A better way of doing it (as far as privacy is concerned) would be to have a large list, with a lot of addresses, a one to many relation (where each revocation address concerns many verifiable claims, effectively becoming a revocation list) something like:

{  
   "claim":{  
      "ID":"123456789",
      "issuer":"USA-DMV-ID",
      "receiver":"John",
      "claim":"driving-license",
      "revocation_url": "www.usa-dmv/list-of-all-the-revoked-claims"
   }
}

Is how are planning to do it, better?

I believe so, I do need answers for these two questions:

Because, with Hypercerts revocation what would happen would be something like this:

{  
   "claim":{  
      "ID":"123456789",
      "issuer":"USA-DMV-ID",
      "receiver":"John",
      "claim":"driving-license",
      "revocation_url": "ethereum-smart-contract"
   }
}

And that "revocation_url": "ethereum-smart-contract" would resolve to an IPFS object that is unique to that specific verifiable claim. It seems pretty close to the NO-GO approach (one-to-one) but if the answer to the two questions I posed above is no, than we should be fine because even though the relation between verifiable claims and revocation list is one to one, there would be no way of knowing when that resource (the revocation information) is being accessed.

joaosantos15 commented 6 years ago

Comment by joaosantos15 Sunday Oct 22, 2017 at 17:31 GMT


I talked with @diasdavid and the answer to

1- Can I know how is retrieving my IPFS files 2- Can someone know who is querying Ethereum smart contracts?
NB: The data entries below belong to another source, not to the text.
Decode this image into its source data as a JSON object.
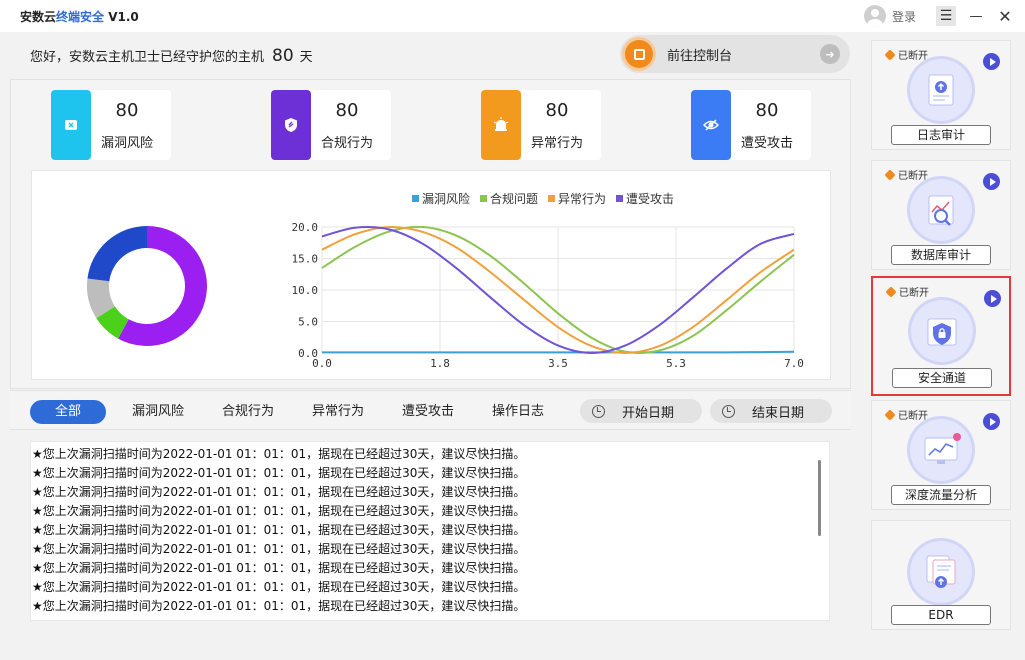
{
  "app": {
    "title_prefix": "安数云",
    "title_accent": "终端安全",
    "title_version": "V1.0",
    "login": "登录"
  },
  "header": {
    "greeting": "您好，安数云主机卫士已经守护您的主机",
    "days": "80",
    "days_unit": "天",
    "console_label": "前往控制台"
  },
  "stats": [
    {
      "value": "80",
      "label": "漏洞风险",
      "color": "#1fc4ee"
    },
    {
      "value": "80",
      "label": "合规行为",
      "color": "#6d30d6"
    },
    {
      "value": "80",
      "label": "异常行为",
      "color": "#f29a1e"
    },
    {
      "value": "80",
      "label": "遭受攻击",
      "color": "#3b7cf5"
    }
  ],
  "chart_data": [
    {
      "type": "pie",
      "donut": true,
      "labels": [],
      "values": [
        58,
        8,
        11,
        23
      ],
      "colors": [
        "#9b1ff0",
        "#4cd11a",
        "#bdbdbd",
        "#1f49c9"
      ]
    },
    {
      "type": "line",
      "legend": [
        {
          "name": "漏洞风险",
          "color": "#3aa0d8"
        },
        {
          "name": "合规问题",
          "color": "#8dc44e"
        },
        {
          "name": "异常行为",
          "color": "#f0a13a"
        },
        {
          "name": "遭受攻击",
          "color": "#7053d6"
        }
      ],
      "x_ticks": [
        "0.0",
        "1.8",
        "3.5",
        "5.3",
        "7.0"
      ],
      "y_ticks": [
        "0.0",
        "5.0",
        "10.0",
        "15.0",
        "20.0"
      ],
      "xlim": [
        0,
        7
      ],
      "ylim": [
        0,
        20
      ],
      "series": [
        {
          "name": "漏洞风险",
          "x": [
            0,
            1,
            2,
            3,
            4,
            5,
            6,
            7
          ],
          "y": [
            0.1,
            0.1,
            0.1,
            0.1,
            0.1,
            0.1,
            0.1,
            0.2
          ]
        },
        {
          "name": "合规问题",
          "x": [
            0,
            0.5,
            1,
            1.5,
            2,
            2.5,
            3,
            3.5,
            4,
            4.5,
            5,
            5.5,
            6,
            6.5,
            7
          ],
          "y": [
            13.5,
            16.9,
            19.3,
            20.0,
            18.6,
            15.4,
            11.0,
            6.3,
            2.4,
            0.2,
            0.4,
            2.7,
            6.8,
            11.3,
            15.6
          ]
        },
        {
          "name": "异常行为",
          "x": [
            0,
            0.5,
            1,
            1.5,
            2,
            2.5,
            3,
            3.5,
            4,
            4.5,
            5,
            5.5,
            6,
            6.5,
            7
          ],
          "y": [
            16.4,
            18.9,
            20.0,
            19.2,
            16.7,
            12.8,
            8.4,
            4.1,
            1.1,
            0.0,
            1.1,
            4.1,
            8.4,
            12.8,
            16.4
          ]
        },
        {
          "name": "遭受攻击",
          "x": [
            0,
            0.5,
            1,
            1.5,
            2,
            2.5,
            3,
            3.5,
            4,
            4.5,
            5,
            5.5,
            6,
            6.5,
            7
          ],
          "y": [
            18.5,
            19.9,
            19.6,
            17.3,
            13.4,
            8.8,
            4.4,
            1.2,
            0.0,
            1.2,
            4.4,
            8.8,
            13.4,
            17.3,
            18.9
          ]
        }
      ]
    }
  ],
  "tabs": [
    "全部",
    "漏洞风险",
    "合规行为",
    "异常行为",
    "遭受攻击",
    "操作日志"
  ],
  "dates": {
    "start": "开始日期",
    "end": "结束日期"
  },
  "logs": [
    "★您上次漏洞扫描时间为2022-01-01 01：01：01，据现在已经超过30天，建议尽快扫描。",
    "★您上次漏洞扫描时间为2022-01-01 01：01：01，据现在已经超过30天，建议尽快扫描。",
    "★您上次漏洞扫描时间为2022-01-01 01：01：01，据现在已经超过30天，建议尽快扫描。",
    "★您上次漏洞扫描时间为2022-01-01 01：01：01，据现在已经超过30天，建议尽快扫描。",
    "★您上次漏洞扫描时间为2022-01-01 01：01：01，据现在已经超过30天，建议尽快扫描。",
    "★您上次漏洞扫描时间为2022-01-01 01：01：01，据现在已经超过30天，建议尽快扫描。",
    "★您上次漏洞扫描时间为2022-01-01 01：01：01，据现在已经超过30天，建议尽快扫描。",
    "★您上次漏洞扫描时间为2022-01-01 01：01：01，据现在已经超过30天，建议尽快扫描。",
    "★您上次漏洞扫描时间为2022-01-01 01：01：01，据现在已经超过30天，建议尽快扫描。"
  ],
  "sidebar": [
    {
      "status": "已断开",
      "label": "日志审计",
      "icon": "log-audit-icon",
      "show_status": true
    },
    {
      "status": "已断开",
      "label": "数据库审计",
      "icon": "database-audit-icon",
      "show_status": true
    },
    {
      "status": "已断开",
      "label": "安全通道",
      "icon": "secure-channel-icon",
      "show_status": true,
      "selected": true
    },
    {
      "status": "已断开",
      "label": "深度流量分析",
      "icon": "traffic-analysis-icon",
      "show_status": true
    },
    {
      "status": "",
      "label": "EDR",
      "icon": "edr-icon",
      "show_status": false
    }
  ]
}
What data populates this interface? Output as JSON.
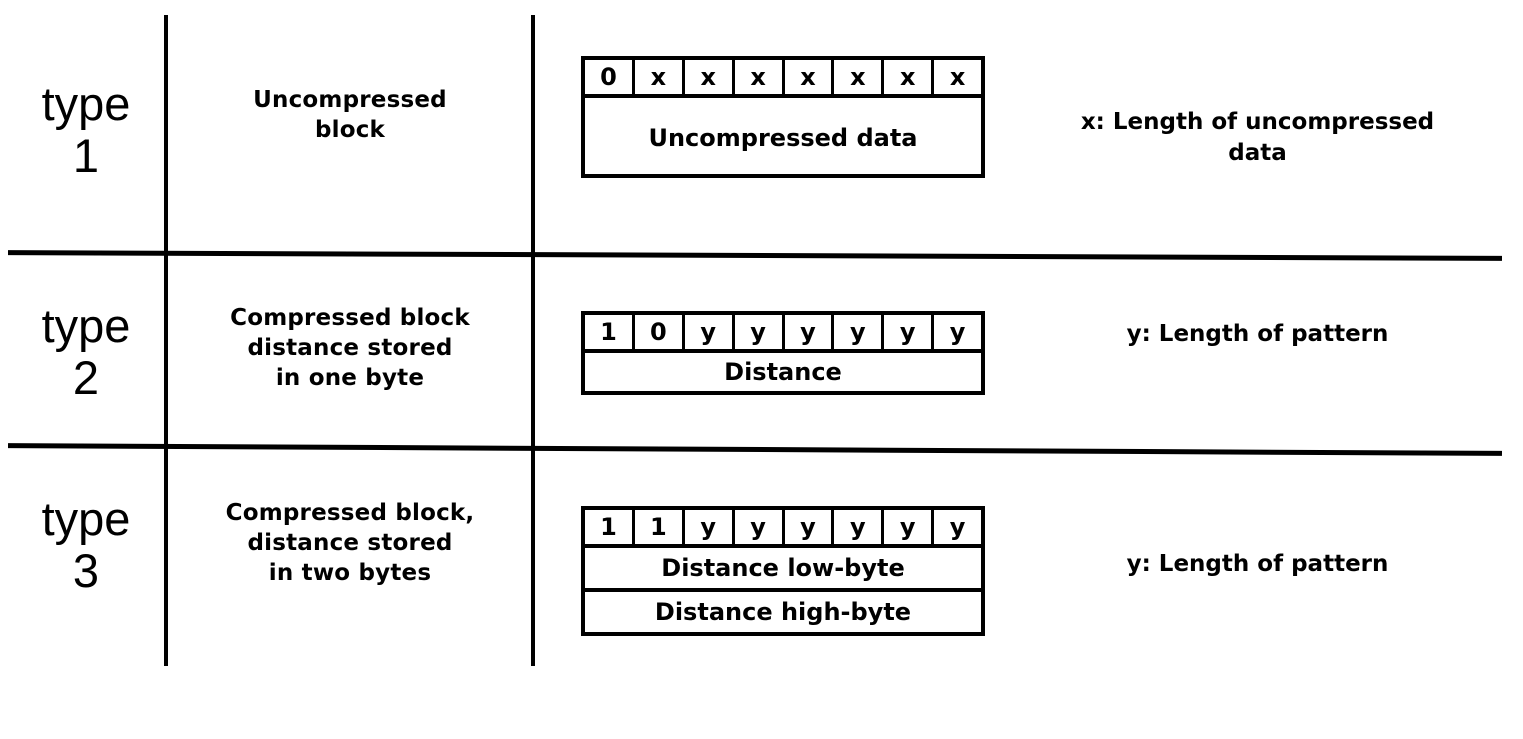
{
  "figure": {
    "kind": "block-format-table",
    "line_color": "#000000",
    "background": "#ffffff"
  },
  "rows": [
    {
      "type_label": "type",
      "type_number": "1",
      "description": "Uncompressed block",
      "description_lines": [
        "Uncompressed",
        "block"
      ],
      "bits": [
        "0",
        "x",
        "x",
        "x",
        "x",
        "x",
        "x",
        "x"
      ],
      "payload_boxes": [
        "Uncompressed data"
      ],
      "note": "x: Length of uncompressed data",
      "note_lines": [
        "x: Length of uncompressed",
        "data"
      ]
    },
    {
      "type_label": "type",
      "type_number": "2",
      "description": "Compressed block distance stored in one byte",
      "description_lines": [
        "Compressed block",
        "distance stored",
        "in one byte"
      ],
      "bits": [
        "1",
        "0",
        "y",
        "y",
        "y",
        "y",
        "y",
        "y"
      ],
      "payload_boxes": [
        "Distance"
      ],
      "note": "y: Length of pattern",
      "note_lines": [
        "y: Length of pattern"
      ]
    },
    {
      "type_label": "type",
      "type_number": "3",
      "description": "Compressed block, distance stored in two bytes",
      "description_lines": [
        "Compressed block,",
        "distance stored",
        "in two bytes"
      ],
      "bits": [
        "1",
        "1",
        "y",
        "y",
        "y",
        "y",
        "y",
        "y"
      ],
      "payload_boxes": [
        "Distance low-byte",
        "Distance high-byte"
      ],
      "note": "y: Length of pattern",
      "note_lines": [
        "y: Length of pattern"
      ]
    }
  ]
}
is no in both cases. Which is good.

He did raise an about using an Ethereum smart-contract only to save and check the state of a variable, something like:

#sample ethereum contract

cert_id = 12345
revocation_status= false

get_revocation_status(){return revocation_status}

change_revocation_status(){
//perform authentication ops
revocation_status = !revocation_status
}

The problem is that the state the variables' state displayed in the most recent blocks can be subject to change, as those blocks can become stale is the fork they are in is replaced by a larger one.

So, @diasdavid, could we not implement this is a way that would require the block to have been confirmed? Something like what happens in Bitcoin were sellers will only consider the payment fulfilled when they are in a block with several hours?

Essentially what we would be saying is that revoking a VC would take maybe a couple of hours. Do you see that as a problem?

msporny commented 6 years ago

Heads up that we have some closure on this issue over in Verifiable Credentials land: https://github.com/w3c/vc-data-model/issues/35

We are now requesting implementations of the suggested mechanism to refine the proposal.